A picture is worth a thousand words. It’s a theory we’ve hear several times but have never tested it to see if it was true. Nobody ever takes an excerpt of one-thousand words and replaces it with a single, stirring image that somehow manages to sum up the whole point. That’s because we have some sort of false notion that the word is king. But think about how many words have different meanings, or might sounds the same but in fact be two different words altogether. Words are tricky; pictures rarely are.

Enter Seth Godin

Presentation guru Seth Godin saw a different way. His “Godin Method” eschews the awkward words in favor of dynamic images that leave a lasting impression. Effective? Yes. Easy to pull off? Not always. You can’t just throw up a bunch of slides and expect it to make for an interesting presentation. It’ll start to feel more like a slideshow of pictures from your last vacation and your point will get lost in the middle somewhere.

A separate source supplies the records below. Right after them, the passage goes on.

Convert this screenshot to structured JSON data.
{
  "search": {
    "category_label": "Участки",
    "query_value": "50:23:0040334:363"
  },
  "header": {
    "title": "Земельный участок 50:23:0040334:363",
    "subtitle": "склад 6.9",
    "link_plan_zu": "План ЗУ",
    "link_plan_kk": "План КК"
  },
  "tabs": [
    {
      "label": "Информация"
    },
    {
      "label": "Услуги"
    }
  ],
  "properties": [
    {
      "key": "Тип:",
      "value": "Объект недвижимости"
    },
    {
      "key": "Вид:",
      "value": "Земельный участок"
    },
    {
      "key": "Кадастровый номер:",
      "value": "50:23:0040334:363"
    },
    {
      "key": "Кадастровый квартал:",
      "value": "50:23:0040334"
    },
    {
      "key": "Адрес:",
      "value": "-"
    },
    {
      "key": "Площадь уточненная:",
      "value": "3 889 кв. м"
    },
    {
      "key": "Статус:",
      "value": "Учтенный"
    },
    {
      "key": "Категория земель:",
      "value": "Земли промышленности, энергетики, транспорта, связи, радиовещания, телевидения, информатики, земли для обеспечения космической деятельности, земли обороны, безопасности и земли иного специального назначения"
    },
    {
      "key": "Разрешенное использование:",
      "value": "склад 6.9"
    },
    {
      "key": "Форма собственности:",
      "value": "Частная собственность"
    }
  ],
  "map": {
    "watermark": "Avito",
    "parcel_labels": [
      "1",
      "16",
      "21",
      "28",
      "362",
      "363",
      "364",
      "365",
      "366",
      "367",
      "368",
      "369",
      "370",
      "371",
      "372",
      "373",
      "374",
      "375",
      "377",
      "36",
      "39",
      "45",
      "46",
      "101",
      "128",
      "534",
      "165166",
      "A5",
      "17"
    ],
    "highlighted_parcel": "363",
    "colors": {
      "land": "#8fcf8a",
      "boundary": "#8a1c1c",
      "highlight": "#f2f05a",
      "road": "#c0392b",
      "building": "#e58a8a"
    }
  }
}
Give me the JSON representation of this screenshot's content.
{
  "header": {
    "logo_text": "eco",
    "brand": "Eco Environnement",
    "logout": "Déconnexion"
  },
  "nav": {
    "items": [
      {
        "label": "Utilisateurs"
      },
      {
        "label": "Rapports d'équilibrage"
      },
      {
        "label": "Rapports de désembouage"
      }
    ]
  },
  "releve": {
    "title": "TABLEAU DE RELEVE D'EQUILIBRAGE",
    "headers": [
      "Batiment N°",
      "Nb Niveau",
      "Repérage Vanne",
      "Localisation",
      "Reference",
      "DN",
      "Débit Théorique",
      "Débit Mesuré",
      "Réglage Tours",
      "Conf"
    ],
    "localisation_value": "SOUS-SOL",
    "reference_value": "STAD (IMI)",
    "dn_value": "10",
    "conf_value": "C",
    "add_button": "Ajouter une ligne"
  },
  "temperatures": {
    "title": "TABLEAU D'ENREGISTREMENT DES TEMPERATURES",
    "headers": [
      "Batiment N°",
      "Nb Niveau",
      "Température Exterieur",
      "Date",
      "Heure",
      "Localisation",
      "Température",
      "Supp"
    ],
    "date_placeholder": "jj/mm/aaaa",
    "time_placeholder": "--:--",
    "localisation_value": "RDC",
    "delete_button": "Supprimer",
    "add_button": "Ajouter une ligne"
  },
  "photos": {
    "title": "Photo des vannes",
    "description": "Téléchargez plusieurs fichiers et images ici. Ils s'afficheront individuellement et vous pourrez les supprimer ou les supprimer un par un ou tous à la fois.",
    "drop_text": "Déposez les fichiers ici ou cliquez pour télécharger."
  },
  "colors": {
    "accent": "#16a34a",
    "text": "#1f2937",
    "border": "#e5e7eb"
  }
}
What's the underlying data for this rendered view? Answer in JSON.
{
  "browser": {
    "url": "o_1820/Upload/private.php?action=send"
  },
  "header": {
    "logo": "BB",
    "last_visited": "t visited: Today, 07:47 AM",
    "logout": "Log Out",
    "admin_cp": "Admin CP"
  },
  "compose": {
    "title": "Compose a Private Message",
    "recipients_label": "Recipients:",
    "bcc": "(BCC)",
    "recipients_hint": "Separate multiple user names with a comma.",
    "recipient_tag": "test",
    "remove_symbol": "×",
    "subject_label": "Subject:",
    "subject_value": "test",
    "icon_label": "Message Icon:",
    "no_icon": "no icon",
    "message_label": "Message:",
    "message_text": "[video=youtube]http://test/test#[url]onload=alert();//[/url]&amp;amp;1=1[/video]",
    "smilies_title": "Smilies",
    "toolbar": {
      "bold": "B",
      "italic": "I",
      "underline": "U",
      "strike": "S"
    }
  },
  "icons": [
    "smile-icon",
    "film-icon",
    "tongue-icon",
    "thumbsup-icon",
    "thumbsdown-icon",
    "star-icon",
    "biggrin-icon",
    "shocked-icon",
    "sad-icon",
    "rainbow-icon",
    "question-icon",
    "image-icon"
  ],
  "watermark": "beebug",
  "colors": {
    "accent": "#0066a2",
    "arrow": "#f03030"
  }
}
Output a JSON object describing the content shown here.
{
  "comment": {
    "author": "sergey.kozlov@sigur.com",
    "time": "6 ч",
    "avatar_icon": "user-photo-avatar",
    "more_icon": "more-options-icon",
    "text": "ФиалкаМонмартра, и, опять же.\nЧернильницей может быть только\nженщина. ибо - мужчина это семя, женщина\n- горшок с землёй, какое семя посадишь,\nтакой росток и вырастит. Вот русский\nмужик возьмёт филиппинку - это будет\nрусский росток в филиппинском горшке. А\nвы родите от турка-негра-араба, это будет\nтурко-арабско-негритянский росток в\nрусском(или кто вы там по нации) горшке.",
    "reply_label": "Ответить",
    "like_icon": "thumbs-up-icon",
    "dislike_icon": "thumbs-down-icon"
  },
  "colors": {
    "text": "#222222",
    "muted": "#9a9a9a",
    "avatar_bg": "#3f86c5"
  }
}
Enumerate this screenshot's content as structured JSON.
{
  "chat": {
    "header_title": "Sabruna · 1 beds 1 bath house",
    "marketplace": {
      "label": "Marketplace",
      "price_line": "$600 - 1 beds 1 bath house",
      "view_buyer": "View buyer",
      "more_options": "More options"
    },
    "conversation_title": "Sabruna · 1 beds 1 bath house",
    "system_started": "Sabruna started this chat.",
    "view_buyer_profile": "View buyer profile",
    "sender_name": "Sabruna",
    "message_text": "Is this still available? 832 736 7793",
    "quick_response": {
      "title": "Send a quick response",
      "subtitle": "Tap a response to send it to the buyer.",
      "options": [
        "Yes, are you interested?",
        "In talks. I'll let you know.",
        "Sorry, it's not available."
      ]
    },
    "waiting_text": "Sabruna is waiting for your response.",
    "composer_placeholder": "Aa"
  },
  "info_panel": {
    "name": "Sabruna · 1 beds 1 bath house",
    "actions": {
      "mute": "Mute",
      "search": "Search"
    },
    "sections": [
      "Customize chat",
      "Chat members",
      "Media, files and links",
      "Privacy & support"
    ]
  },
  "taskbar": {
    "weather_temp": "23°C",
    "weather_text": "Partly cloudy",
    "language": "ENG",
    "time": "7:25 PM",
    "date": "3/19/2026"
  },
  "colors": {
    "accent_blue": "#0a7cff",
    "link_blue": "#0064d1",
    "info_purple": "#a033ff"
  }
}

Each picture should represent an idea that you want to get across and should relate in a way that will help the audience to remember.

Pictures Tell a Story

If you need inspiration, pick up a couple of kids books. Notice how even without the use of words, you can tell what’s happening in the story? See how the road to granny’s house is so perfectly mapped out for you that you don’t even need reading comprehension to know the wolf is lurking along the way? That’s because the illustrators in children’s stories know to show everything that is going on for that particular page of text. If a new thread of plot comes along, say Red Riding Hood meeting the wolf, then a new page of illustration is needed. The same thing should be true for your Godin style presentation. If you have a new point to make or you need to expand on a concept further, then bring in a new slide with a new picture.

Sequential Art

An easy way to do a picture-centric slideshow is to get a bunch of pictures that go together in a sequence. Maybe start with pictures of children, moving on through the life cycle, ending your presentation with a cute elderly couple. Or use a race theme and have the first slide be the runners lining up and the last slide showing the victory of crossing the finish line. If you fill up your slideshow with a bunch of images that aren’t connected or are in stark contrast of one another, the point you are trying to make will seem unclear and random. Take a page from comic books and make the slides of your presentation flow into one another in order to show a bigger scope. If you are the type of person who usually goes for headings and subheading with bullet points, try to copy this style over to the Godin method. A “heading” picture might be a shot of a city, with the “subheading” being a look at a building in that city. The bullet points can be the different people living in that building. You can easily give a sense of “the big picture” and then bring it in to look at the details of your subject more closely. By now you have seen enough picture books, graphic novels, cartoons and movies to understand how a point is made visually. Help your audience get to granny’s house without the use of text, charts or quotes. Tell a story with your pictures and your point will come across loud and clear (and easy to understand.)